Here I offer a few considerations that should be added to this conversation about the use of well-being metrics by policymakers.

First, for all the deification and villainization of gross domestic product in policy spheres, in political conversations, and among economists, the actual measure of gross domestic product weighs quite lightly on policymakers’ minds.

I offer you an experiment: if you are at a local candidate’s debate or having a meeting with a state legislator, congressmember, or any other politician, ask them what they think of the recent gross domestic product numbers. Read up on them beforehand or don’t: you can make up numbers. I would wager that at least three out of four times (conservatively), the politician you ask has no idea what the gross domestic product is for the state they represent or the country as a whole and could not guess reliably by how much it grew last quarter.

Does this mean gross domestic product is harmless? Not necessarily. Many who oppose the dominance of gross domestic product in policymaking believe it is the dominance of gross domestic product thinking that causes problems, not the day-to-day use of the metric in policymaking itself.

It is for this reason that I question Shama’s insistence that making per-capita gross domestic product the “main target of policymakers and the key measure of progress” will result in better policy. Policymakers consider a range of quantitative and qualitative information when drafting legislation and casting votes and I’m willing bet dimes to donuts that gross domestic product as a trend and a number is not particularly influential.

The next question is obvious: then why care?

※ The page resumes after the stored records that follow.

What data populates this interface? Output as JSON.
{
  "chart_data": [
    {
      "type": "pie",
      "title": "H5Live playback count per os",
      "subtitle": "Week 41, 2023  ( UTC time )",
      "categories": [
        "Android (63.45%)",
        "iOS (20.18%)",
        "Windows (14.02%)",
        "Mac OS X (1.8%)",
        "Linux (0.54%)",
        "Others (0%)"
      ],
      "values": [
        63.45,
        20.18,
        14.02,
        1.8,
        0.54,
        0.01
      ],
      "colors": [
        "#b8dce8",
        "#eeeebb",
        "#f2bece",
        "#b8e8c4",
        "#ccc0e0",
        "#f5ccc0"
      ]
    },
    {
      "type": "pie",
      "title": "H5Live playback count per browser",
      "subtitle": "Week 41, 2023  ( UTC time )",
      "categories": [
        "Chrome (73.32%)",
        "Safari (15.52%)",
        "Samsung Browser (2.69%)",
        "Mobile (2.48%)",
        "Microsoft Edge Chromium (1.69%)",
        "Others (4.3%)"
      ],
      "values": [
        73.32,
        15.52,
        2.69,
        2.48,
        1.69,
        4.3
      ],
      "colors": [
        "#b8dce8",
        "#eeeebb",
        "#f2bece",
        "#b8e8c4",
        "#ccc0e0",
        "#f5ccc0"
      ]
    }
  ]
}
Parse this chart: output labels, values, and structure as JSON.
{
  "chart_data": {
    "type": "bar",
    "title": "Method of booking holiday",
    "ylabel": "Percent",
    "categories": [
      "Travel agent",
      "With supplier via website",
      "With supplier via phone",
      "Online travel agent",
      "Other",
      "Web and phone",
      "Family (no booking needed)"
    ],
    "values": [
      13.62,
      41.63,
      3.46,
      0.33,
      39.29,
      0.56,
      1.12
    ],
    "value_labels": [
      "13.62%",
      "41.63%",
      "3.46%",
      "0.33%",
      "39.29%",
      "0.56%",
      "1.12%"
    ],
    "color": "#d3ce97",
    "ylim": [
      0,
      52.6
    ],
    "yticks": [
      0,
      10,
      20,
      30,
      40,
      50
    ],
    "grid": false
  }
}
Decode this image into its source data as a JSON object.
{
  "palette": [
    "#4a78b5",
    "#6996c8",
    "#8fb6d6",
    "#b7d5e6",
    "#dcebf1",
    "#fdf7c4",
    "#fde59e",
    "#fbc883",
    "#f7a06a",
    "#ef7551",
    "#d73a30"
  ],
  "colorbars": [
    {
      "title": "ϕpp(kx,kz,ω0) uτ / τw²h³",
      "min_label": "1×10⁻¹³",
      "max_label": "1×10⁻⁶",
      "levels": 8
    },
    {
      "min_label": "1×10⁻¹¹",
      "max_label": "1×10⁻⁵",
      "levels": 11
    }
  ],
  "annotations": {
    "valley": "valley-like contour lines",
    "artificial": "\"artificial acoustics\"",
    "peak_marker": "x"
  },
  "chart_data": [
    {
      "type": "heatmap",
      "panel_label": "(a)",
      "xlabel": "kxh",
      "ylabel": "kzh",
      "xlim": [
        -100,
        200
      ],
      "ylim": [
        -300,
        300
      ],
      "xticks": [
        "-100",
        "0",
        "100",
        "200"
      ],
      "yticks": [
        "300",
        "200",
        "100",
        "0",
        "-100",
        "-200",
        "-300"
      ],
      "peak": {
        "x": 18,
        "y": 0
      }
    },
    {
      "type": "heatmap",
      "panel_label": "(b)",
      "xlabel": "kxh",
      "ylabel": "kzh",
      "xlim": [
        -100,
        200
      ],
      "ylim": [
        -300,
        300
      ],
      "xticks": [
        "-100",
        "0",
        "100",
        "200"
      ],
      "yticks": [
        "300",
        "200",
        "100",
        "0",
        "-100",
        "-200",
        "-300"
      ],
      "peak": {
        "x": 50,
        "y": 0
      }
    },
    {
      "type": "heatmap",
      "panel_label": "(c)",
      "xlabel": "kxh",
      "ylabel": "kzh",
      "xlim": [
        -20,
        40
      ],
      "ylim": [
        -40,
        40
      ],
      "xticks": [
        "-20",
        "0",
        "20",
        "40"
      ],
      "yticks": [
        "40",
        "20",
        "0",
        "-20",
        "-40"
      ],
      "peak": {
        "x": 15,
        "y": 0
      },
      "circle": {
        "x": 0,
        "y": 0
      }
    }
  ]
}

If policymaking is dominated by individual philosophies, constituent concerns, party politics, and information from interest groups, then why focus on measurement of progress and success at all?

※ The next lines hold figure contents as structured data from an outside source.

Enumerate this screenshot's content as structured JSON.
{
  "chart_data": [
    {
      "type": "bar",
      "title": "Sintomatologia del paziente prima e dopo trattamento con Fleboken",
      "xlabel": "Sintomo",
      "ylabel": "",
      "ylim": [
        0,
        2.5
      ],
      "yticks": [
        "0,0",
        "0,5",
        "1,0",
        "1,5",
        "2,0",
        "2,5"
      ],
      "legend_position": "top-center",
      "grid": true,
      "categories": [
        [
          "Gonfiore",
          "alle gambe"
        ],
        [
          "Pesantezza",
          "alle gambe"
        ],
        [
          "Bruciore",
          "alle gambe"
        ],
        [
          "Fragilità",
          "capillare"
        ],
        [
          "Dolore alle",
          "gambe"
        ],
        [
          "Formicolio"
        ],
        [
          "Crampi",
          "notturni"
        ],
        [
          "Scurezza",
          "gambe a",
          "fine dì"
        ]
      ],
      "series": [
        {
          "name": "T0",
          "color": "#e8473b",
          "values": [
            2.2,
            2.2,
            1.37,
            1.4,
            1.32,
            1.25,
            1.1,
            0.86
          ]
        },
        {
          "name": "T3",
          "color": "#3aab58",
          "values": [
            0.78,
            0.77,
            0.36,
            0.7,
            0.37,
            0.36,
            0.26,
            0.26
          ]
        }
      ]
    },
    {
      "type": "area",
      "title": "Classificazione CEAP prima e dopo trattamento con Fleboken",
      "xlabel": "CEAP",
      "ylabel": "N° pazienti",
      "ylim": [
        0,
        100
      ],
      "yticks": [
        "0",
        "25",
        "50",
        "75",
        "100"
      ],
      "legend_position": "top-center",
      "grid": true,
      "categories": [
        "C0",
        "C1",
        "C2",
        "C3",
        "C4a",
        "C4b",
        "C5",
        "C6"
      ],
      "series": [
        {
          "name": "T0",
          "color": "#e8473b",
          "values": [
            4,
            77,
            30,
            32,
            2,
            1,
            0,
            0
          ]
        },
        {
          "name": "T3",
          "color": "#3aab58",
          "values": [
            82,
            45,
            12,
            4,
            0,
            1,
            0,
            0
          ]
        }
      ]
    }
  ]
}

This is a sticky question. Political Scientist Ron Haskins argues that, anecdotally, research only makes up 1% of the total consideration by policymakers when crafting policy. So are we bickering about an already-neglected slice of the pie?

The promise of evidence-based policymaking is in a sense utopian. We are fighting for facts in an age of convenient falsehoods. But anyone who has worked with policymakers or who knows one knows that, as a whole, they are people who want to know the truth.

While policymakers are often stereotyped as self-interested and political, researchers have found evidence that about a quarter of state legislators in at least one setting were enthusiastic users of research and only one in six are skeptical nonusers of research. Policymakers want information, but they want information that will help them to make better decisions and craft policy that will help the people they serve.

The way I understand good policy analysis is similar to the ancient Indian parable of the blind men and the elephant. In this story, five blind men touch an elephant. The man touching the ear describes the elephant as like a fan. The man touching the tusk describes it as like a spear. The man touching the trunk describes the elephant as like a thick snake. The man touching the leg describes it as a tree trunk. The man touching its side describes it as like a wall. And the man touching its tail describes it as like a rope. Of course each of these men are wrong in their exact assessment, but they are also right together: an elephant is all of these things.

Good public policy analysis acknowledges that good public policy is multifaceted as well. The economic analyst tells us that people as a whole are getting more of what they want. The poverty analyst is telling us how many count among the least well-off among us. The inequality analyst tells us how close or far we are from one another in income. The human development analyst tells us how much rich, educated, and healthy the population is. And the happiness analyst tells us how well people are assessing their own lives.

All of these considerations have a place in policymaking. And it is only through use of better measures that we will come closer to understanding the elephant that is better public policy in the United States and across the world.